Boosting or repairing the insulin production and secretion process in the special pancreatic cells, called “beta cells,” where the hormone is made, would seem an obvious therapeutic strategy for type 2 diabetes. However, so far almost no diabetes drugs are targeted at improving the efficiency of this process, in part because so few details are known about it.
Scientists do know that within beta cells, insulin precursor proteins are synthesized, folded and processed into mature insulin as it is packed tightly into ready-to-go containers called granules, and eventually secreted into the bloodstream on demand when glucose levels rise. Researchers also have found and catalogued hundreds of individual proteins that appear to be relatively abundant within beta cells. But such studies haven’t made clear which of these beta cell proteins actually interact with insulin and therefore participate directly in the insulin production, storage and secretion process.
“Our understanding of the beta cell in generating and releasing sufficient insulin, the real culprit responsible for progression of type 2 diabetes, has been extremely poor,” said Balch.
A New View of Insulin
For the new study, Balch laboratory Research Associate Anita Pottekat used antibodies that bind to early and late forms of the hormone in the synthesis/secretion process. By pulling insulin proteins out of the soup of beta cell molecules, these antibodies also isolated whatever proteins happened to have bound to the insulin—and thus presumably had functional interactions with insulin. Pottekat then applied an extremely sensitive form of an established technique called mass spectrometry to identify these proteins.
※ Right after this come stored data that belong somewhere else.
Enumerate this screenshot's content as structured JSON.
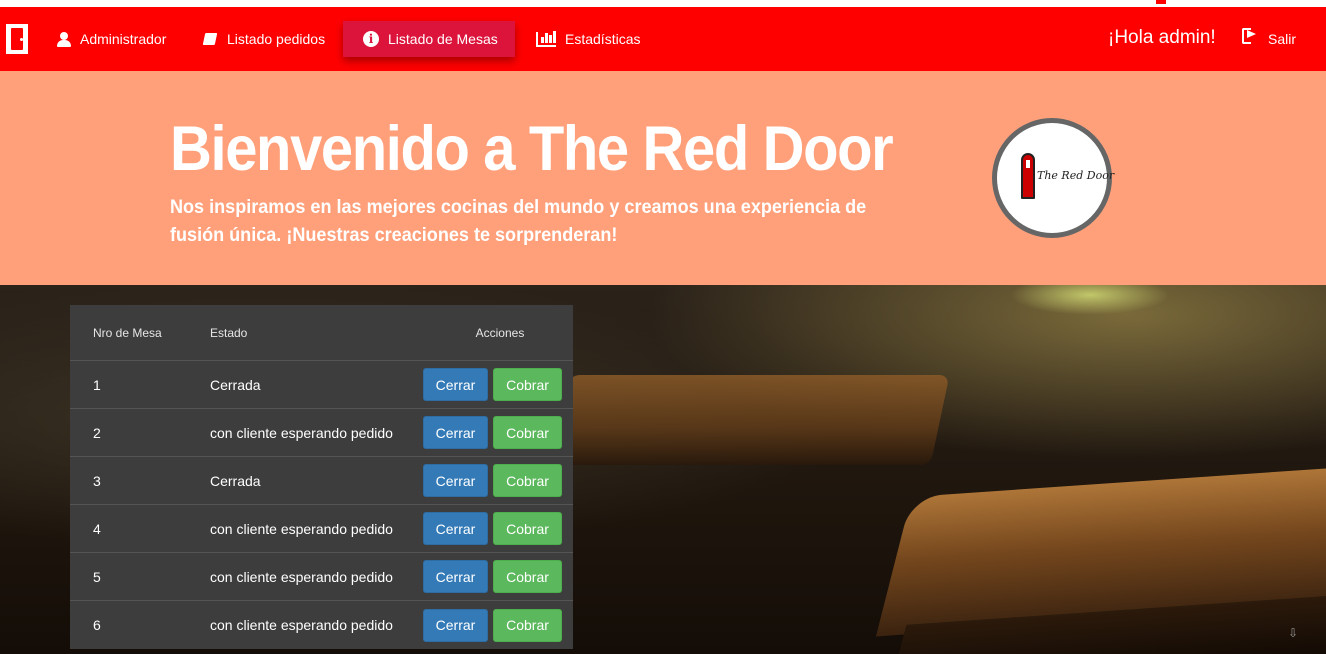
{
  "nav": {
    "items": [
      {
        "label": "Administrador",
        "icon": "user-icon"
      },
      {
        "label": "Listado pedidos",
        "icon": "book-icon"
      },
      {
        "label": "Listado de Mesas",
        "icon": "info-circle-icon",
        "active": true
      },
      {
        "label": "Estadísticas",
        "icon": "bar-chart-icon"
      }
    ],
    "greeting": "¡Hola admin!",
    "logout_label": "Salir"
  },
  "hero": {
    "title": "Bienvenido a The Red Door",
    "subtitle": "Nos inspiramos en las mejores cocinas del mundo y creamos una experiencia de fusión única. ¡Nuestras creaciones te sorprenderan!",
    "logo_text": "The Red Door"
  },
  "table": {
    "headers": {
      "number": "Nro de Mesa",
      "status": "Estado",
      "actions": "Acciones"
    },
    "close_label": "Cerrar",
    "charge_label": "Cobrar",
    "rows": [
      {
        "number": "1",
        "status": "Cerrada"
      },
      {
        "number": "2",
        "status": "con cliente esperando pedido"
      },
      {
        "number": "3",
        "status": "Cerrada"
      },
      {
        "number": "4",
        "status": "con cliente esperando pedido"
      },
      {
        "number": "5",
        "status": "con cliente esperando pedido"
      },
      {
        "number": "6",
        "status": "con cliente esperando pedido"
      }
    ]
  },
  "colors": {
    "navbar": "#ff0000",
    "nav_active": "#dc143c",
    "hero_bg": "#ffa07a",
    "table_bg": "#3d3d3d",
    "btn_primary": "#337ab7",
    "btn_success": "#5cb85c"
  }
}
In this way, the scientists were able not only to determine the insulin-interacting proteins within beta cells, but also to distinguish those that seem to play a role in the early, insulin-synthesis phase of the process from those that seem to function in the later stages of insulin storage and secretion. “We were able to see which proteins appear to be interacting more with the precursor ‘proinsulin’ protein versus mature insulin,” Pottekat said.
Collaborating scientist Scott Becker, a postdoctoral fellow in the laboratory of Gerard Manning, then at the Salk Institute for Biological Studies in La Jolla, handled the statistical analyses of the data. In this way they were able to assemble what is in effect the first-ever map of insulin’s “biosynthetic interaction network.”